Whereas cryptocurrencies are part of a blockchain, tokens can be created on top of those blockchains. A token represents a particular property. For example, if you own an office building a crypto token can represent it. If you have a popular YouTube video, you can tokenize it. Twitter founder Jack Dorsey a few months ago tokenized his first tweet.
You cannot use a crypto token to buy other assets although you can use it to raise funds. A cryptocurrency on the other hand, can be used to buy real-world things such as a mobile phone or a cup of coffee.
How is a cryptocurrency created or mined?
Cryptocurrency is a piece of software. It contains all the routines and validations it needs to process data and attach value to the coin. This piece of software exists on a blockchain. Some also prefer to call it the database where all the information about the cryptocurrency is saved.
Cryptocurrencies are also called distributed ledgers because as a transaction is carried out, it is validated throughout the blockchain by all the blocks (people using computers to mine cryptocurrencies) using complicated mathematical algorithms.
Every newly added block references the previous block and is appended at the end of the existing chain. This goes on and builds a blockchain.
When a block is created for the first time, it contains a hash value that uniquely identifies the block. The hash value is strictly defined according to the attributes of the block. Even if a single attribute of the block changes, the hash value also gets regenerated.
Cryptocurrency 2021 – What are some practical uses of cryptocurrency & cryptocurrency basics?
One of the biggest benefits of cryptocurrencies is that they are peer-to-peer transactions and they do not depend on conventional financial institutions. A small catch is, you can transact only when both parties accept transactions in mutually agreeable cryptocurrencies.
For the time being, the most popular way of dabbling with cryptocurrency is an investment. People purchase cryptocurrencies like they purchase stocks and then wait for their prices to go up. Then they can sell their cryptocurrencies at a profit or keep them as valuable assets.

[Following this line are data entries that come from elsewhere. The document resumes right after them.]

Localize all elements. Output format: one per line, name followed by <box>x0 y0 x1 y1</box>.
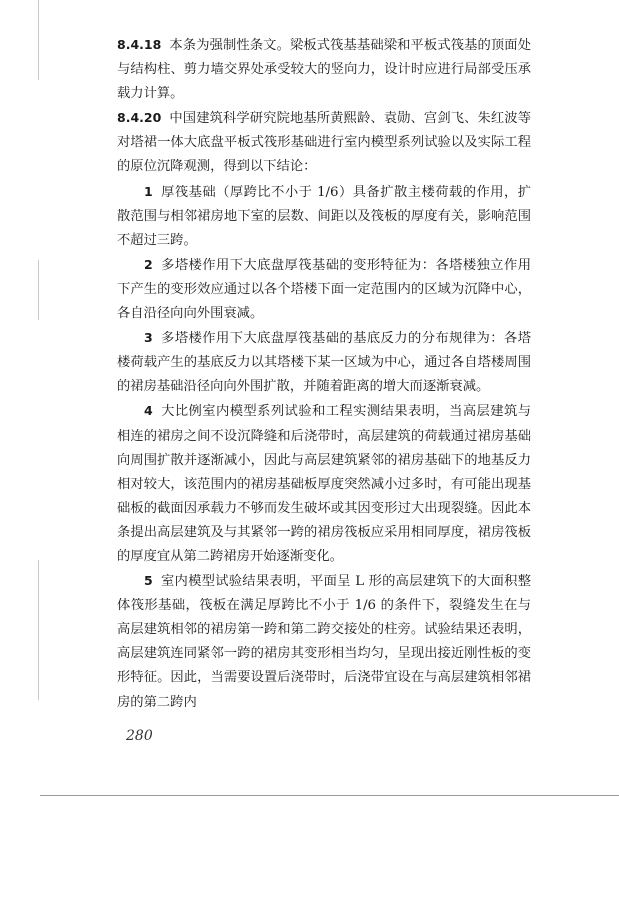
list-item <box>117 180 531 253</box>
scan-margin-line <box>38 260 39 320</box>
item-number: 1 <box>144 183 153 199</box>
item-text: 厚筏基础（厚跨比不小于 1/6）具备扩散主楼荷载的作用，扩散范围与相邻裙房地下室的层数、间距以及筏板的厚度有关，影响范围不超过三跨。 <box>117 184 531 248</box>
item-text: 多塔楼作用下大底盘厚筏基础的基底反力的分布规律为：各塔楼荷载产生的基底反力以其塔楼下某一区域为中心，通过各自塔楼周围的裙房基础沿径向向外围扩散，并随着距离的增大而逐渐衰减。 <box>117 331 531 395</box>
page-number: 280 <box>126 728 153 744</box>
list-item <box>117 253 531 326</box>
item-number: 4 <box>144 403 153 419</box>
list-item <box>117 569 531 715</box>
list-item <box>117 399 531 569</box>
item-text: 大比例室内模型系列试验和工程实测结果表明，当高层建筑与相连的裙房之间不设沉降缝和后浇带时，高层建筑的荷载通过裙房基础向周围扩散并逐渐减小，因此与高层建筑紧邻的裙房基础下的地基反力相对较大，该范围内的裙房基础板厚度突然减小过多时，有可能出现基础板的截面因承载力不够而发生破坏或其因变形过大出现裂缝。因此本条提出高层建筑及与其紧邻一跨的裙房筏板应采用相同厚度，裙房筏板的厚度宜从第二跨裙房开始逐渐变化。 <box>117 404 531 564</box>
clause-number: 8.4.20 <box>117 110 162 126</box>
clause-8-4-20 <box>117 106 531 179</box>
item-number: 5 <box>144 573 153 589</box>
bottom-rule <box>40 795 619 796</box>
item-text: 多塔楼作用下大底盘厚筏基础的变形特征为：各塔楼独立作用下产生的变形效应通过以各个塔楼下面一定范围内的区域为沉降中心，各自沿径向向外围衰减。 <box>117 257 531 322</box>
clause-intro: 中国建筑科学研究院地基所黄熙龄、袁勋、宫剑飞、朱红波等对塔裙一体大底盘平板式筏形基础进行室内模型系列试验以及实际工程的原位沉降观测，得到以下结论： <box>117 111 531 175</box>
item-number: 2 <box>144 256 153 272</box>
item-text: 室内模型试验结果表明，平面呈 L 形的高层建筑下的大面积整体筏形基础，筏板在满足厚跨比不小于 1/6 的条件下，裂缝发生在与高层建筑相邻的裙房第一跨和第二跨交接处的柱旁。试验结果还表明，高层建筑连同紧邻一跨的裙房其变形相当均匀，呈现出接近刚性板的变形特征。因此，当需要设置后浇带时，后浇带宜设在与高层建筑相邻裙房的第二跨内 <box>117 574 531 710</box>
clause-text: 本条为强制性条文。梁板式筏基基础梁和平板式筏基的顶面处与结构柱、剪力墙交界处承受较大的竖向力，设计时应进行局部受压承载力计算。 <box>117 38 531 102</box>
clause-number: 8.4.18 <box>117 37 162 52</box>
list-item <box>117 326 531 399</box>
item-number: 3 <box>144 330 153 346</box>
scan-margin-line <box>38 560 39 700</box>
page-body <box>117 33 531 715</box>
clause-8-4-18 <box>117 33 531 106</box>
scan-margin-line <box>38 0 39 80</box>
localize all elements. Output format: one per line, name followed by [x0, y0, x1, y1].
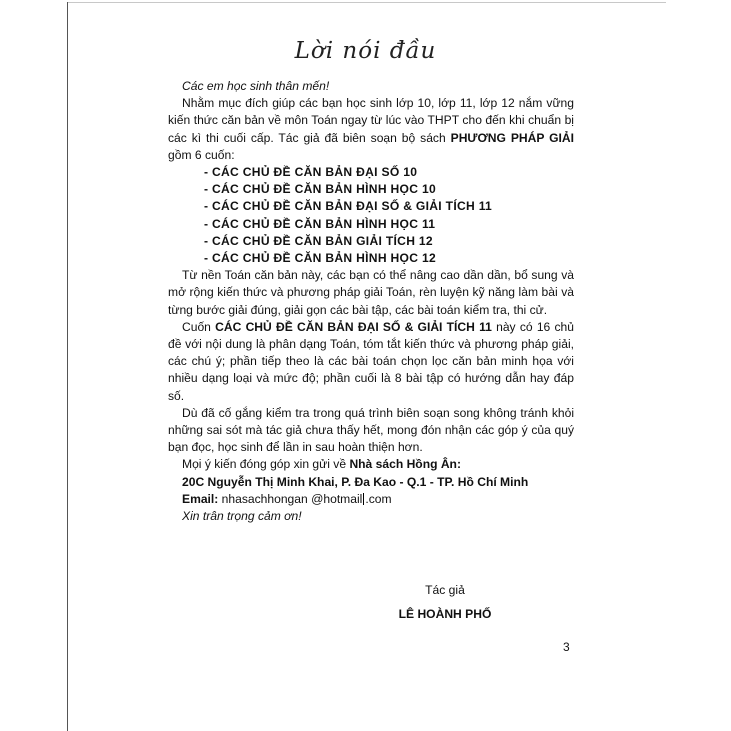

Cryptocurrencies can be used to make micro-payments. Online publishing platforms like Time.com are already accepting bitcoin payments. Businesses with digital wallets accommodating cryptocurrencies accept payments. Cryptocurrency-based collateral can be used to raise funds. Fintech companies are using cryptocurrencies to fund projects or give loans.
Micro-transactions that are difficult or less cost-effective using conventional currencies, can be facilitated using cryptocurrencies.
Every new block not just has its own hash value, it also has the hash value of the previous block and that is how it gets connected to the previous block.
Every computer connected to the block has a copy of every block – hence, distributed ledger.
Whenever a change is affected, it is reflected throughout the blockchain and every change is then again stored on the individual computer. Therefore, these blocks are immutable. They cannot be changed or altered without the involvement of thousands of people validating the block.
More than 50% of people must agree to the validation conditions of the connected blocks. When they agree, this is called a “consensus” or a “general agreement”.
Once all the blocks have been validated in a transaction, it is considered to be a valid cryptocurrency. After that, it is practically impossible to alter it.